According to Michael Angelucci, who is both a House of Delegates member for Marion County and an administrator for the Marion County Rescue Squad, he received word from Fairmont Regional Medical Center CEO Bob Adcock that the emergency room would stop accepting patients as of 5 p.m. on Thursday.

Emergency room employees will remain until 7 p.m. to tend to patients until they can be transported to another facility, but after that time, the hospital will no longer be accepting patients, Angelucci said.

The Marion County Rescue Squad has already begun preparations for Fairmont Regional Medical Center’s closure on Thursday. Beginning at noon that day, unless a patient has a life-threatening issue, EMS workers will begin transportation to other facilities, according to Angelucci.

Also, according to Angelucci, Alecto — Fairmont Regional Medical Center’s owner — has been slow with communication and has yet to inform other counties and EMS agencies of the hospital’s planned closure Thursday.

Multiple attempts to contact Adcock, Alecto’s CEO Lex Reddy or Alecto’s legal representation have not been returned.


ORIGINAL (3/16/2020 4:04 p.m.):

FAIRMONT, W.Va. — Fairmont Regional Medical Center is expected to close by the end of the week, officials said Monday.

According to Michael Angelucci, who is both a House of Delegates member for Marion County and an administrator for the Marion County Rescue Squad, he spoke with Fairmont Regional Medical Center’s CEO Bob Adcock, who told him that the hospital was expected to close “by the end of the week,” but Adcock would not give a date.
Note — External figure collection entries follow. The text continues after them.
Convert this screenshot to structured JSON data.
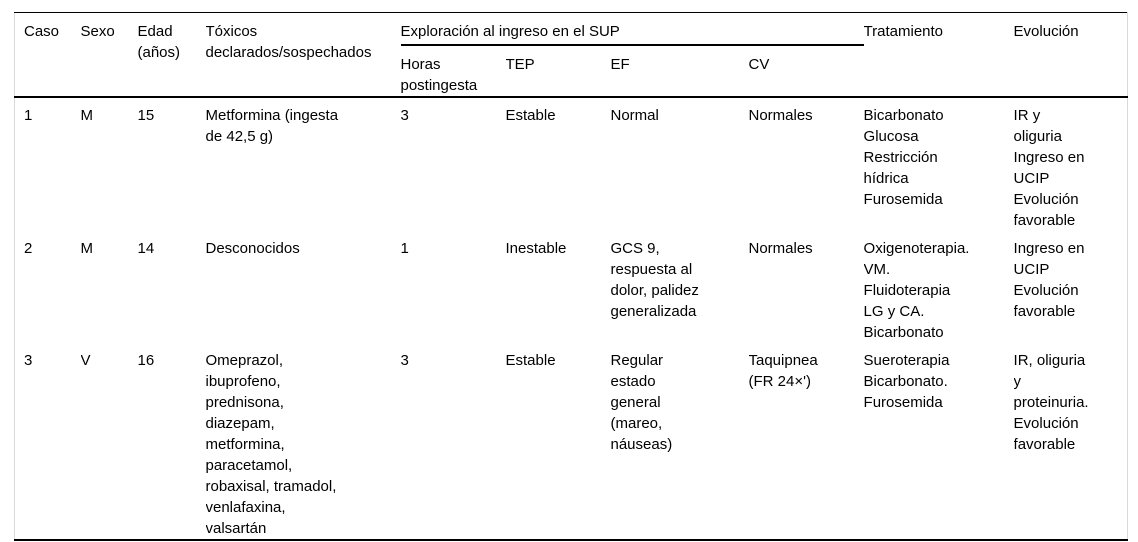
{
  "table": {
    "headers": {
      "caso": "Caso",
      "sexo": "Sexo",
      "edad": "Edad\n(años)",
      "toxicos": "Tóxicos\ndeclarados/sospechados",
      "exploracion_group": "Exploración al ingreso en el SUP",
      "horas": "Horas\npostingesta",
      "tep": "TEP",
      "ef": "EF",
      "cv": "CV",
      "tratamiento": "Tratamiento",
      "evolucion": "Evolución"
    },
    "rows": [
      {
        "caso": "1",
        "sexo": "M",
        "edad": "15",
        "toxicos": "Metformina (ingesta\nde 42,5 g)",
        "horas": "3",
        "tep": "Estable",
        "ef": "Normal",
        "cv": "Normales",
        "tratamiento": "Bicarbonato\nGlucosa\nRestricción\nhídrica\nFurosemida",
        "evolucion": "IR y\noliguria\nIngreso en\nUCIP\nEvolución\nfavorable"
      },
      {
        "caso": "2",
        "sexo": "M",
        "edad": "14",
        "toxicos": "Desconocidos",
        "horas": "1",
        "tep": "Inestable",
        "ef": "GCS 9,\nrespuesta al\ndolor, palidez\ngeneralizada",
        "cv": "Normales",
        "tratamiento": "Oxigenoterapia.\nVM.\nFluidoterapia\nLG y CA.\nBicarbonato",
        "evolucion": "Ingreso en\nUCIP\nEvolución\nfavorable"
      },
      {
        "caso": "3",
        "sexo": "V",
        "edad": "16",
        "toxicos": "Omeprazol,\nibuprofeno,\nprednisona,\ndiazepam,\nmetformina,\nparacetamol,\nrobaxisal, tramadol,\nvenlafaxina,\nvalsartán",
        "horas": "3",
        "tep": "Estable",
        "ef": "Regular\nestado\ngeneral\n(mareo,\nnáuseas)",
        "cv": "Taquipnea\n(FR 24×')",
        "tratamiento": "Sueroterapia\nBicarbonato.\nFurosemida",
        "evolucion": "IR, oliguria\ny\nproteinuria.\nEvolución\nfavorable"
      }
    ],
    "colors": {
      "text": "#000000",
      "rule": "#000000",
      "frame": "#d9d9d9",
      "background": "#ffffff"
    }
  }
}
Angelucci was also told by Adcock that the current census at the hospital was 25 patients,and that they were anticipating transporting all of those patients to separate facilities as soon as they could.

With that large number of patients requiring transport, Angelucci said that the Marion County Rescue Squad might be overworked in moving so many at one time. Angelucci also stated that the rescue squad’s transport numbers have been up since the announcement of Fairmont Regional Medical Center’s closure.

Since the announcement, EMS workers with Marion County’s medical transportation services have been encouraged to transport patients to facilities other than Fairmont Regional Medical Center due to the hospital’s impending closure, Angelucci said.

These changes have resulted in increased transportation numbers due to longer travel times to other facilities, as well as Fairmont Regional Medical Center sometimes not accepting patients, according to Angelucci, and, once the hospital shuts down, he said they will be increasing crew size and number of ambulances to make up for the increased number or transports and transport time.

Angelucci also stated that Alecto, the current owner of Fairmont Regional Medical Center, has been terrible with communicating an exact date for the closure of the hospital ever since the company gave notice of its closure. He also said that he has sent a letter to Alecto’s administrators regarding Fairmont Regional Medical Center’s employees not receiving matches to their 401k contributions, and also urging the company to pay out employees’ PTO.

Calls to Adcock and Alecto’s CEO, Lex Reddy, have not been returned.

FRMC announced the impending closure in February.

Meanwhile, both WVU Medicine and Gov. Jim Justice have announced plans to keep operating FRMC until WVU’s new hospital can be built. Mon Health System also announced plans for a “small format” hospital in the Fairmont area.